A cidade tem, por sinal, um sério problema animal. A quantidade de cães de rua é alarmante. Todos os que encontrei foram amistosos, e estão obviamente acostumados a conviver com gente — sobretudo, a conviver bem com gente. Nenhum foi arisco ou agressivo, e a maioria não me pareceu descontente. Muitos, no entanto, estão magricelas e maltratados, com bernes, machucados e outras mazelas que afligem vira-latas. Fiquei preocupada com eles e, para dizer a verdade, mais preocupada fico em escrever a respeito disso, já que no Brasil, infelizmente, a primeira coisa que vem à cabeça das autoridades quando se fala em bichos abandonados ainda é acabar com eles; mas que os simpáticos cães de Paraty mereciam um trato, lá isso mereciam.

* * *


Outra coisa a merecer um trato é o famoso calçamento de pedras. Sei que isso soa como heresia suprema aos ouvidos dos defensores do Patrimônio Histórico, mas duvido que o calçamento fosse tão irregular nos tempos d’antanho, com aquele monte de escravos disponíveis para ajeitar as ruas e aquela aristocracia com seus calçados finos. E, mesmo que fosse — bem, naquele tempo também se atirava o conteúdo dos urinóis à rua, e nem por isso se deixou de instalar banheiros nas casas. Deve haver alguma solução sensata.

* * *


Quem já foi a Paraty sabe do que estou falando. É impossível andar sem olhar para o chão, o que, com toda aquela beleza em volta, acaba sendo um tremendo contra-senso.

* * *


Eric Hobsbawm, o autor mais festejado da temporada, tomava café sozinho todos os dias, acompanhado de um bom livro. A estratégia é (quase) infalível para afugentar tagarelas indesejados. Já eu deixava os livros no quarto: achei o máximo tomar café da manhã com vista para Eric Hobsbawm.

Também gostei muito da forma como o pessoal da pousada resolveu o problema do complicadíssimo nome do professor:

— Seu Eric, aceita mais um chazinho?

* * *


Uma das coisas interessantes da Flip era ver os escritores soltos, passando os dias a seu bel-prazer. Com exceção das palestras, havia pouco em termos de programação oficial, e, se por um lado isso resultou em certa falta de entrosamento entre os que não se conheciam, por outro deu a quem não participava diretamente da Festa uma chance maior de contato com os autores.

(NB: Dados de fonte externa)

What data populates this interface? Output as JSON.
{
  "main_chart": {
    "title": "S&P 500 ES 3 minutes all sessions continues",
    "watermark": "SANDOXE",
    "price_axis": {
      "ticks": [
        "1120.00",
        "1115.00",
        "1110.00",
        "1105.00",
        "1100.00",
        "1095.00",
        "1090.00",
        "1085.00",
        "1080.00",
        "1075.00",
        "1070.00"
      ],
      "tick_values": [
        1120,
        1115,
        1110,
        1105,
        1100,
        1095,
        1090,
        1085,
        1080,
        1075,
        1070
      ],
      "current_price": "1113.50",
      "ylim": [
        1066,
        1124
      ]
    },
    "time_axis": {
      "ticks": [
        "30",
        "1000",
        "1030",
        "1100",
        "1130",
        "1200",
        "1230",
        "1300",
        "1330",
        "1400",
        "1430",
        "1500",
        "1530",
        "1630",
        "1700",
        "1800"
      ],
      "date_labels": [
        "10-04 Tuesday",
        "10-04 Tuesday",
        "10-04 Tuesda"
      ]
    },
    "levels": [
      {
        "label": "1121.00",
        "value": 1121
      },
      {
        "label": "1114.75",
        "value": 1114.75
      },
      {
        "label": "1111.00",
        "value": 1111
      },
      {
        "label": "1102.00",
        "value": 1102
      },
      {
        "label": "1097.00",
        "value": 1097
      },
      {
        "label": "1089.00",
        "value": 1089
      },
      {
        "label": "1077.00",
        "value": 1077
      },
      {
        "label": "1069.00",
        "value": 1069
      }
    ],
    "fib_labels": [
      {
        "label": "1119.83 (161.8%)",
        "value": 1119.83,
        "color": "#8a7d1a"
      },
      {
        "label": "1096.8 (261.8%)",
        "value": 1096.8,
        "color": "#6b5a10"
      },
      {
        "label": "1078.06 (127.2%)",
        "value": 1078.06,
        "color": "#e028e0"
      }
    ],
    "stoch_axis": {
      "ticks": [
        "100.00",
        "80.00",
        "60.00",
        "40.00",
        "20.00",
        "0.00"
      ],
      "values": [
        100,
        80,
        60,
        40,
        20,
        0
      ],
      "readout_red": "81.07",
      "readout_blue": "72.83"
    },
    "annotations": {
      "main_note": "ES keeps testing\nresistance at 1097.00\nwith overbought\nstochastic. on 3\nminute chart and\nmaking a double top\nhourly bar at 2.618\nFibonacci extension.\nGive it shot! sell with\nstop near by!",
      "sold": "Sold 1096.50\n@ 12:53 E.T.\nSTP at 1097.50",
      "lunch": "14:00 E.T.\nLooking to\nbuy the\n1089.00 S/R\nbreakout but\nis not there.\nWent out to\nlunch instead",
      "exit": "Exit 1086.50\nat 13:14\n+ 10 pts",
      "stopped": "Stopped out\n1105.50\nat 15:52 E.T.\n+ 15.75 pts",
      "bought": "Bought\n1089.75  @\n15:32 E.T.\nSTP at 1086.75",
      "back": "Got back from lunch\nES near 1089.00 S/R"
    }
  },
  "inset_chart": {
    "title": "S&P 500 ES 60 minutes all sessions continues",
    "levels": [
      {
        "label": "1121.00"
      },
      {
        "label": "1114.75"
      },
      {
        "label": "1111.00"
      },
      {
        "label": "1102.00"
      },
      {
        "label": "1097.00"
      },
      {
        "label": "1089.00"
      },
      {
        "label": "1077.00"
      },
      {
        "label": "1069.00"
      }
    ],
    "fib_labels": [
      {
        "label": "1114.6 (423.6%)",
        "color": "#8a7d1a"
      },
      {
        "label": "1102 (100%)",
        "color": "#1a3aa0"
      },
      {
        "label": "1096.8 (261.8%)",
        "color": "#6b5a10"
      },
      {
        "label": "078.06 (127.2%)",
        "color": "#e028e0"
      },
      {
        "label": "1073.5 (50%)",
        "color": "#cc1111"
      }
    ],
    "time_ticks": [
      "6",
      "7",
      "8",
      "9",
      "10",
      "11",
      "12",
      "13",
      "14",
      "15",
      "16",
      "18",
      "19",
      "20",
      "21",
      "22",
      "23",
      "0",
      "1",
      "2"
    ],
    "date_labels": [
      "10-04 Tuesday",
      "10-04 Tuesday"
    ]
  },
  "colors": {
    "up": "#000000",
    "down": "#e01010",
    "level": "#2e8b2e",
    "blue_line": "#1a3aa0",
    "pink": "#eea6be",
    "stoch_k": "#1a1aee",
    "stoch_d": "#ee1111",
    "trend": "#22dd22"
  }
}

Foi divertido — e muito bom — observar intelectuais como Ana Maria Machado, Ruy Castro ou Ferreira Gullar (para ficar em apenas três exemplos) sendo tratados como artistas ou roqueiros. Numa sociedade em que a única prova de que alguém deu certo é a celebridade, ver holofotes brilhando sobre gente que nunca participou de um “Big Brother”, não trabalha em “Malhação” e não costuma sair nas revistinhas de “VIPs” foi uma inversão de valores das mais alvissareiras.